Employing tensorflow to do clustering

Tensorflow provides a nice tutorial on importing data from prometheus, the same can be done with pytorch.

Let’s use some of the code from there and modify it to do K-Means. We want 3 clusters. This is just a code example:

n_samples = 10

dataset = tfio.experimental.IODataset.from_prometheus(
    "go_memstats_sys_bytes", n_samples + n_steps - 1 + 1, endpoint="http://localhost:9090")

# take go_memstats_gc_sys_bytes from coredns job 
dataset = dataset.map(lambda _, v: v['coredns']['localhost:9153']['go_memstats_sys_bytes'])

# find the max value and scale the value to [0, 1]
v_max = dataset.reduce(tf.constant(0.0, tf.float64), tf.math.maximum)
dataset = dataset.map(lambda v: (v / v_max))

# expand the dimension by 1 to fit n_features=1
dataset = dataset.map(lambda v: tf.expand_dims(v, -1))

# take a sliding window
dataset = dataset.window(n_steps, shift=1, drop_remainder=True)
dataset = dataset.flat_map(lambda d: d.batch(n_steps))

# the first value is x and the next value is y, only take 10 samples
x = dataset.take(n_samples)
y = dataset.skip(1).take(n_samples)

dataset = tf.data.Dataset.zip((x, y))

# Define the K-means clustering model
kmeans = tf.compat.v1.estimator.experimental.KMeans(num_clusters=3)

# Train the K-means model
kmeans.train(dataset)

# Get the cluster assignments and cluster centers
cluster_assignments = list(kmeans.predict_cluster_index(input_fn))
cluster_centers = kmeans.cluster_centers()

# Print the cluster assignments
print("Cluster Assignments:")
for i, cluster in enumerate(cluster_assignments):
    print(f"Sample {i+1}: Cluster {cluster}")

This can later be used to append back to promethues after the label structure has been modified using clustering.
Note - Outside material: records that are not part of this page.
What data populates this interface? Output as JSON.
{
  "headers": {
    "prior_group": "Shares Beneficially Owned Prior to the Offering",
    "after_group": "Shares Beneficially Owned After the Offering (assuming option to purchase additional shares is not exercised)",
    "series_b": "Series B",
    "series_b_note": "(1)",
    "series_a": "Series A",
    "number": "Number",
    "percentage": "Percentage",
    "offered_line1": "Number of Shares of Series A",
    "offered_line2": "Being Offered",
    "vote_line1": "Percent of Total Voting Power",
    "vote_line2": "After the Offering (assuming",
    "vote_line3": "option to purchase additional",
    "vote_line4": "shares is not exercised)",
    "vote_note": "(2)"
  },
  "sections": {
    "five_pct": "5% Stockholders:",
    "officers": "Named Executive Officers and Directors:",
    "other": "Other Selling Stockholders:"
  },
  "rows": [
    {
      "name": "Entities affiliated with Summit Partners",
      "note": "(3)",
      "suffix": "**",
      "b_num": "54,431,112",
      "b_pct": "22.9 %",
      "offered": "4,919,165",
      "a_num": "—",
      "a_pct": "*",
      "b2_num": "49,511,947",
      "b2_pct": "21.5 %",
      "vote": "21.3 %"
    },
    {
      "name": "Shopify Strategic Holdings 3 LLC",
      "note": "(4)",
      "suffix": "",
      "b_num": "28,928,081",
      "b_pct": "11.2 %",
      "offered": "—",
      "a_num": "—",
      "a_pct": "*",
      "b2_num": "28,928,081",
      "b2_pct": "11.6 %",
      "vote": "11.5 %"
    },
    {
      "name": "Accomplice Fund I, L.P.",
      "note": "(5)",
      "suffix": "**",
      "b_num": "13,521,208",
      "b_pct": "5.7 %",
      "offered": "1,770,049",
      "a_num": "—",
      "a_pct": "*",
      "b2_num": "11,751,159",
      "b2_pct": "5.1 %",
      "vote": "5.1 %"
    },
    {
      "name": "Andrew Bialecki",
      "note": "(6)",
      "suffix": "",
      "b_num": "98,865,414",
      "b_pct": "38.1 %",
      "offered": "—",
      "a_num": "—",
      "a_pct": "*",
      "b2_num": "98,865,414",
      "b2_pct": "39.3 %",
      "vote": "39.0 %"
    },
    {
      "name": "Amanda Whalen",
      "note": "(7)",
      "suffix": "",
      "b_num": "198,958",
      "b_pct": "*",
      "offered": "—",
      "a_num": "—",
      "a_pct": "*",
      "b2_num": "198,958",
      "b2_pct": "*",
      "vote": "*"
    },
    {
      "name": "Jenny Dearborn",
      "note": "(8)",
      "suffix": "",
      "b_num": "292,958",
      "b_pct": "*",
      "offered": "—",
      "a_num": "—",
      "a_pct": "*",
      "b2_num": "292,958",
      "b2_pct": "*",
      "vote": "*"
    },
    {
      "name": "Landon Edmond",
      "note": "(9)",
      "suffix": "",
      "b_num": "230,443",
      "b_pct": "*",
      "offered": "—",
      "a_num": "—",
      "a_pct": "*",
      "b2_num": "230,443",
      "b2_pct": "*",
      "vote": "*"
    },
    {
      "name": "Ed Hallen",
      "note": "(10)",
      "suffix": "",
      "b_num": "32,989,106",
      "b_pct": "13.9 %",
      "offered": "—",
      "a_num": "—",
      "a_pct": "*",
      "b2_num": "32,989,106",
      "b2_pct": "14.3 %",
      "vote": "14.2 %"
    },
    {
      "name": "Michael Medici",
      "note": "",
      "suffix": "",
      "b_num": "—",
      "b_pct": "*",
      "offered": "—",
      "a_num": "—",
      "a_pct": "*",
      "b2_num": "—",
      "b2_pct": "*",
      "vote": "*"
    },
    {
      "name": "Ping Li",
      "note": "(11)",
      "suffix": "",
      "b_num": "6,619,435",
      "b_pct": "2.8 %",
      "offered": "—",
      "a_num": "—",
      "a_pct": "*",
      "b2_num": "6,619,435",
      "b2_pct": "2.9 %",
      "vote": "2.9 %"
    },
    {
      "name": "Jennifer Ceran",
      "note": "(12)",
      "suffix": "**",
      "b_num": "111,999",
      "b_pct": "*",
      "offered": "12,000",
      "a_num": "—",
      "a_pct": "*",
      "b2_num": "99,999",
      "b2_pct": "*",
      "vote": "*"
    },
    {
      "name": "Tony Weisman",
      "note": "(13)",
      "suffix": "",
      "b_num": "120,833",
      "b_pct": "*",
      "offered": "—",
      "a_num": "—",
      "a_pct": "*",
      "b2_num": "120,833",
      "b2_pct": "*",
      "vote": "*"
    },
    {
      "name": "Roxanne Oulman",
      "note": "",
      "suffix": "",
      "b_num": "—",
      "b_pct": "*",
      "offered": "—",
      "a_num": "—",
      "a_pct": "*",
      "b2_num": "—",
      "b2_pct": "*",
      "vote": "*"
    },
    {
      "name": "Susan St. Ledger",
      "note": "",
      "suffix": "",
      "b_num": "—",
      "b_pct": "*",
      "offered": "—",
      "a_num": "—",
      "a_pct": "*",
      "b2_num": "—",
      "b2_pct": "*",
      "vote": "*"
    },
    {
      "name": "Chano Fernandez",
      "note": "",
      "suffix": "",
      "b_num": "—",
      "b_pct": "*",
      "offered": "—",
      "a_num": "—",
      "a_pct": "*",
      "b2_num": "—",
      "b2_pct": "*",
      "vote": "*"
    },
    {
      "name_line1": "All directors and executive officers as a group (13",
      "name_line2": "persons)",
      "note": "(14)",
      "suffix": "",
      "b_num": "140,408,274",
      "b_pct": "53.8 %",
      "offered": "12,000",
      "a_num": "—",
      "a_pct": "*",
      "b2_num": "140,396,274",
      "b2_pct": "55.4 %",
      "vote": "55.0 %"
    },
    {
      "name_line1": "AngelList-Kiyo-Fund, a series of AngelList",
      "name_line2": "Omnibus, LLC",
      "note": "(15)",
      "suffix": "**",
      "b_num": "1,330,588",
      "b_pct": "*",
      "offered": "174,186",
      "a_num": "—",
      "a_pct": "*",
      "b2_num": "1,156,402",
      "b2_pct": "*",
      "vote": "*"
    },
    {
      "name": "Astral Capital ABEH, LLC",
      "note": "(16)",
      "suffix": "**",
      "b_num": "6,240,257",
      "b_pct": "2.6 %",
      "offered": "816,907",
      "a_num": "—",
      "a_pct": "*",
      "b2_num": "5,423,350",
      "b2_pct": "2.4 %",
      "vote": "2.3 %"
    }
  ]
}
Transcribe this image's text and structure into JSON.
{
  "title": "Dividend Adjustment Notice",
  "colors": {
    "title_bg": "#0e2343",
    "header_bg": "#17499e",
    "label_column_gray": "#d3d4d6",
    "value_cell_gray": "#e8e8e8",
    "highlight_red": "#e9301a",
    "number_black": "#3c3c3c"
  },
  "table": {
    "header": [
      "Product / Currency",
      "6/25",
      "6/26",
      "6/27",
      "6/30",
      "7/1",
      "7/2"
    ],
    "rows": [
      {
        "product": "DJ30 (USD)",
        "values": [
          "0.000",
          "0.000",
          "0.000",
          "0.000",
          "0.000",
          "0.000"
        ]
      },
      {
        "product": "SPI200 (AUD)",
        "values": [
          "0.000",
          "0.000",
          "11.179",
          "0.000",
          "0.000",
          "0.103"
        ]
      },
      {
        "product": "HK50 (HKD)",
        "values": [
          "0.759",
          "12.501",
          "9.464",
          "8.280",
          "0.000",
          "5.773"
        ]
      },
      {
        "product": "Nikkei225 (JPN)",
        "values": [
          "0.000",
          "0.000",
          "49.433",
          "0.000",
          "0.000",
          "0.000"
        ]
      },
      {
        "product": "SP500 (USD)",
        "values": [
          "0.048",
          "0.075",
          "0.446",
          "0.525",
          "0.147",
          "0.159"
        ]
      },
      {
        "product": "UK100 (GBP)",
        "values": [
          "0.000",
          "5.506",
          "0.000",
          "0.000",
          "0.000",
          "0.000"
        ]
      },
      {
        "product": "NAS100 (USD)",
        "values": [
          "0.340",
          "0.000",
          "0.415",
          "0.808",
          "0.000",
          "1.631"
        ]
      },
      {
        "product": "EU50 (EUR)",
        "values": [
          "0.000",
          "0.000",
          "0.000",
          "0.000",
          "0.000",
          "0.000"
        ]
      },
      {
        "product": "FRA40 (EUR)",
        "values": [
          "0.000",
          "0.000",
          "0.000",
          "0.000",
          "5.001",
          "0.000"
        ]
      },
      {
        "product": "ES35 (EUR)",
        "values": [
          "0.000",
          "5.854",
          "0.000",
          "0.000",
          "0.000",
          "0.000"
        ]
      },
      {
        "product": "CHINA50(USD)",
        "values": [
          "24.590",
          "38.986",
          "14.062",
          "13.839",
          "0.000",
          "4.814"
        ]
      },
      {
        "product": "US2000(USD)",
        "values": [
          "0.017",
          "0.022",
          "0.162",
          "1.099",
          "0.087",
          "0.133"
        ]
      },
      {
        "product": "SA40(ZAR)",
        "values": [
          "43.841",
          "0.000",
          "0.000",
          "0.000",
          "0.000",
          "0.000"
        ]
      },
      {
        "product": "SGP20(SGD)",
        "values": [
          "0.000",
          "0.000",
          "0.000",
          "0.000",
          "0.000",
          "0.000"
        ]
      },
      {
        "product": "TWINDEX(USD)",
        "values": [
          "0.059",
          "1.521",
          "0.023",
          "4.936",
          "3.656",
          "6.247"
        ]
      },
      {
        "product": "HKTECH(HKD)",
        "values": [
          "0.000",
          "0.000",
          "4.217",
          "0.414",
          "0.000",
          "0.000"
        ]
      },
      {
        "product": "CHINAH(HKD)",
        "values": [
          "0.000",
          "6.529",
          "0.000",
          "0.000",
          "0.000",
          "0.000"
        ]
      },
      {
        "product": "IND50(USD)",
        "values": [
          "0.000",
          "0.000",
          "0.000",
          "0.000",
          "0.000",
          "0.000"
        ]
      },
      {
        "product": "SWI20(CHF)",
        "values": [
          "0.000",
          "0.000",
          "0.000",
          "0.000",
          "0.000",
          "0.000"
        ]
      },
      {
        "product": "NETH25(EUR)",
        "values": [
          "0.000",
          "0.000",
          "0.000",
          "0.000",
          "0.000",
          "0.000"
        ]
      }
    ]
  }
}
This brings us to the next paragraph.

Feature Engineering

Explore ways to derive new features from the high cardinality metric. These derived features can capture important aspects of the data without directly using the original high cardinality metric. Feature engineering techniques such as one-hot coding, frequency coding or target coding can be useful in transforming high cardinality metrics.

Dimensionality reduction techniques using common mathematical techniques

Dimensionality reduction techniques can be performed using common machine learning techniques. Use dimensionality reduction techniques such as Principal Component Analysis (PCA) or T-Distributed Stochastic Neighbour Embedding (t-SNE) to project the high-dimensional metric into a lower-dimensional space while preserving the most important patterns and relationships. This blog post has great examples of t-SNE.

That is all for this short post about "Practical solutions for dealing with high cardinality metrics". Thanks for reading!